In particular, as the representative application method of the spindle synchronization, a work for supporting both ends of the workpiece and cutting a center portion of the workpiece is greatly effective in acceleration of processes after cutting, and since the cutting work is conducted at a constant peripheral speed for the workpiece, the spindle synchronization control that enables the rapid acceleration/deceleration is desirable in a reduction of working time. However, the prior art does not permit even a slight displacement of the above change gear ratio.
Also, in general, since there are many cases in which the chuck of the auxiliary spindle grips the workpiece in a state where the main spindle permits the workpiece to rotate, a large force is exerted on the main and auxiliary spindles and the servo motors at that time, the rotations of the main and auxiliary spindles are lowered, resulting in the event that mechanical coupling is made in a state where the main and auxiliary spindles are displaced from a designed position. In this event, the coupling work of the auxiliary spindle must be made again, thereby leading to such a problem that troublesomeness or time is taken for working.

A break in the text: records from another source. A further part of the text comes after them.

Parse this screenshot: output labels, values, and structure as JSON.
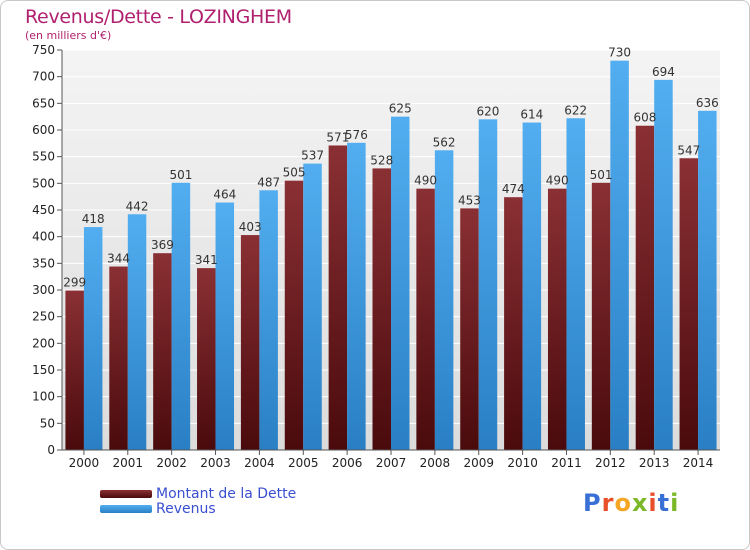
{
  "title": "Revenus/Dette - LOZINGHEM",
  "subtitle": "(en milliers d'€)",
  "colors": {
    "title": "#b0206e",
    "dette": "#7a2226",
    "revenus": "#3f9be2",
    "legend_text": "#3a4fd0"
  },
  "legend": [
    {
      "label": "Montant de la Dette",
      "color": "#7a2226"
    },
    {
      "label": "Revenus",
      "color": "#3f9be2"
    }
  ],
  "logo": {
    "text": "Proxiti"
  },
  "chart_data": {
    "type": "bar",
    "title": "Revenus/Dette - LOZINGHEM",
    "subtitle": "(en milliers d'€)",
    "categories": [
      "2000",
      "2001",
      "2002",
      "2003",
      "2004",
      "2005",
      "2006",
      "2007",
      "2008",
      "2009",
      "2010",
      "2011",
      "2012",
      "2013",
      "2014"
    ],
    "series": [
      {
        "name": "Montant de la Dette",
        "values": [
          299,
          344,
          369,
          341,
          403,
          505,
          571,
          528,
          490,
          453,
          474,
          490,
          501,
          608,
          547
        ]
      },
      {
        "name": "Revenus",
        "values": [
          418,
          442,
          501,
          464,
          487,
          537,
          576,
          625,
          562,
          620,
          614,
          622,
          730,
          694,
          636
        ]
      }
    ],
    "ylim": [
      0,
      750
    ],
    "yticks": [
      0,
      50,
      100,
      150,
      200,
      250,
      300,
      350,
      400,
      450,
      500,
      550,
      600,
      650,
      700,
      750
    ],
    "grid": true,
    "legend_position": "bottom-left"
  }
}
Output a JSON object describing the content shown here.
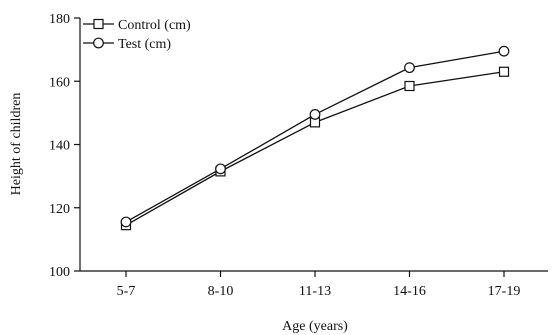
{
  "chart_data": {
    "type": "line",
    "title": "",
    "xlabel": "Age (years)",
    "ylabel": "Height of children",
    "categories": [
      "5-7",
      "8-10",
      "11-13",
      "14-16",
      "17-19"
    ],
    "ylim": [
      100,
      180
    ],
    "yticks": [
      100,
      120,
      140,
      160,
      180
    ],
    "grid": false,
    "legend_position": "top-left",
    "series": [
      {
        "name": "Control (cm)",
        "marker": "square",
        "values": [
          114.5,
          131.5,
          147,
          158.5,
          163
        ],
        "color": "#111111"
      },
      {
        "name": "Test (cm)",
        "marker": "circle",
        "values": [
          115.5,
          132.3,
          149.5,
          164.3,
          169.5
        ],
        "color": "#111111"
      }
    ]
  }
}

FIGS. 16 and 17 show a change in a difference of the position droop before and after both of the main and auxiliary spindles are coupled to each other through the workpiece, and a change in a difference of the position droop before and after both of the main and auxiliary spindles are coupled to each other not through the workpiece.
FIG. 17 showing a change in the difference of the position droop when there is no workpiece shows an appearance in which when a work of fastening the chuck on the auxiliary spindle side is made, an extremely large force is exerted on the servo motor on the auxiliary spindle side, with the results that the speed is decreased and the difference of the position droop becomes temporarily large but becomes soon small.

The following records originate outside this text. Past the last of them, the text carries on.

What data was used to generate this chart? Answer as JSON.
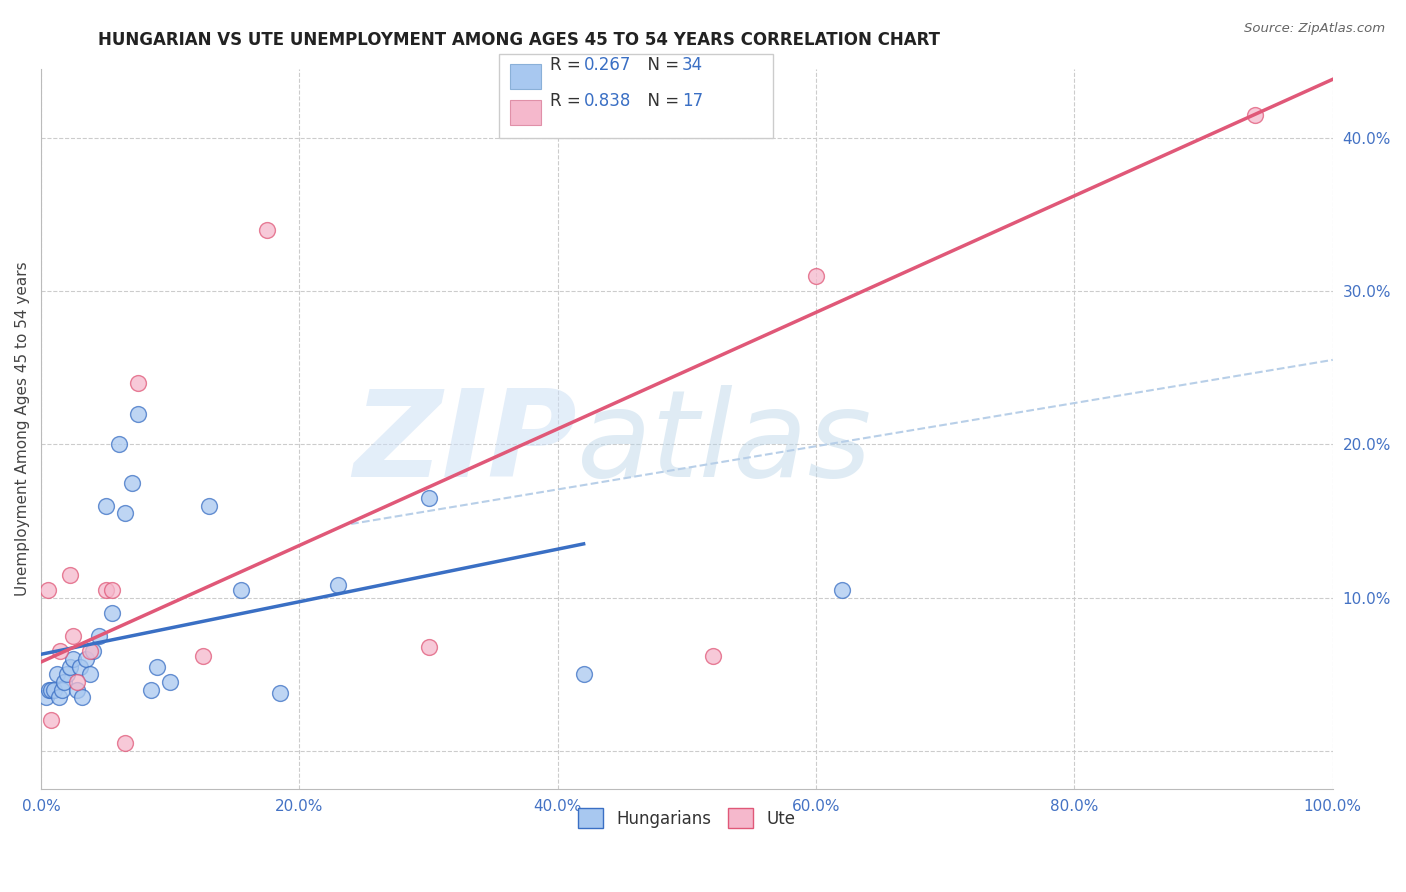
{
  "title": "HUNGARIAN VS UTE UNEMPLOYMENT AMONG AGES 45 TO 54 YEARS CORRELATION CHART",
  "source": "Source: ZipAtlas.com",
  "ylabel": "Unemployment Among Ages 45 to 54 years",
  "background_color": "#ffffff",
  "grid_color": "#cccccc",
  "watermark_zip": "ZIP",
  "watermark_atlas": "atlas",
  "blue_color": "#a8c8f0",
  "pink_color": "#f5b8cc",
  "blue_line_color": "#3a6fc4",
  "pink_line_color": "#e05878",
  "dashed_line_color": "#b8cfe8",
  "xmin": 0.0,
  "xmax": 1.0,
  "ymin": -0.025,
  "ymax": 0.445,
  "yticks": [
    0.0,
    0.1,
    0.2,
    0.3,
    0.4
  ],
  "ytick_labels": [
    "",
    "10.0%",
    "20.0%",
    "30.0%",
    "40.0%"
  ],
  "xticks": [
    0.0,
    0.2,
    0.4,
    0.6,
    0.8,
    1.0
  ],
  "xtick_labels": [
    "0.0%",
    "20.0%",
    "40.0%",
    "60.0%",
    "80.0%",
    "100.0%"
  ],
  "blue_scatter_x": [
    0.004,
    0.006,
    0.008,
    0.01,
    0.012,
    0.014,
    0.016,
    0.018,
    0.02,
    0.022,
    0.025,
    0.028,
    0.03,
    0.032,
    0.035,
    0.038,
    0.04,
    0.045,
    0.05,
    0.055,
    0.06,
    0.065,
    0.07,
    0.075,
    0.085,
    0.09,
    0.1,
    0.13,
    0.155,
    0.185,
    0.23,
    0.3,
    0.42,
    0.62
  ],
  "blue_scatter_y": [
    0.035,
    0.04,
    0.04,
    0.04,
    0.05,
    0.035,
    0.04,
    0.045,
    0.05,
    0.055,
    0.06,
    0.04,
    0.055,
    0.035,
    0.06,
    0.05,
    0.065,
    0.075,
    0.16,
    0.09,
    0.2,
    0.155,
    0.175,
    0.22,
    0.04,
    0.055,
    0.045,
    0.16,
    0.105,
    0.038,
    0.108,
    0.165,
    0.05,
    0.105
  ],
  "pink_scatter_x": [
    0.005,
    0.008,
    0.015,
    0.022,
    0.025,
    0.028,
    0.038,
    0.05,
    0.055,
    0.065,
    0.075,
    0.125,
    0.175,
    0.3,
    0.52,
    0.6,
    0.94
  ],
  "pink_scatter_y": [
    0.105,
    0.02,
    0.065,
    0.115,
    0.075,
    0.045,
    0.065,
    0.105,
    0.105,
    0.005,
    0.24,
    0.062,
    0.34,
    0.068,
    0.062,
    0.31,
    0.415
  ],
  "blue_line_x": [
    0.0,
    0.42
  ],
  "blue_line_y": [
    0.063,
    0.135
  ],
  "pink_line_x": [
    0.0,
    1.0
  ],
  "pink_line_y": [
    0.058,
    0.438
  ],
  "dashed_line_x": [
    0.24,
    1.0
  ],
  "dashed_line_y": [
    0.148,
    0.255
  ]
}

However, in the case where the workpiece is held by the chuck on the main spindle side and a work of fastening the chuck on the auxiliary spindle side is made, coupling may be made at the time when the speed decreases. If the chuck on the auxiliary spindle side is fastened to couple the main and auxiliary spindles to each other in the above manner, the difference between the position droops of the main and auxiliary spindles rises suddenly in a stepped state as shown in FIG. 16 and is continued until the position droop is released till chuck-off since chuck-on.
For that reason, since in the position control, a force that recovers a phase lag is exerted and reaches the torque limit value, it is necessary to correct the lag amount and to try coupling again.
In view of the above, the present invention has been made to solve the above problems, and therefore has an object to provide a synchronization control device for a servo motor, which enables the accurate synchronization driving of a main spindle and an auxiliary spindle and enables a rapid acceleration/deceleration driving even if a difference exists between the position droops of both the spindles when the main spindle and the auxiliary spindle are coupled to each other, and in particular, which can automatically cope with a change in a change gear ratio with a time even if a flexible structure such as a belt is employed for torque transmission between the spindles and servo motors.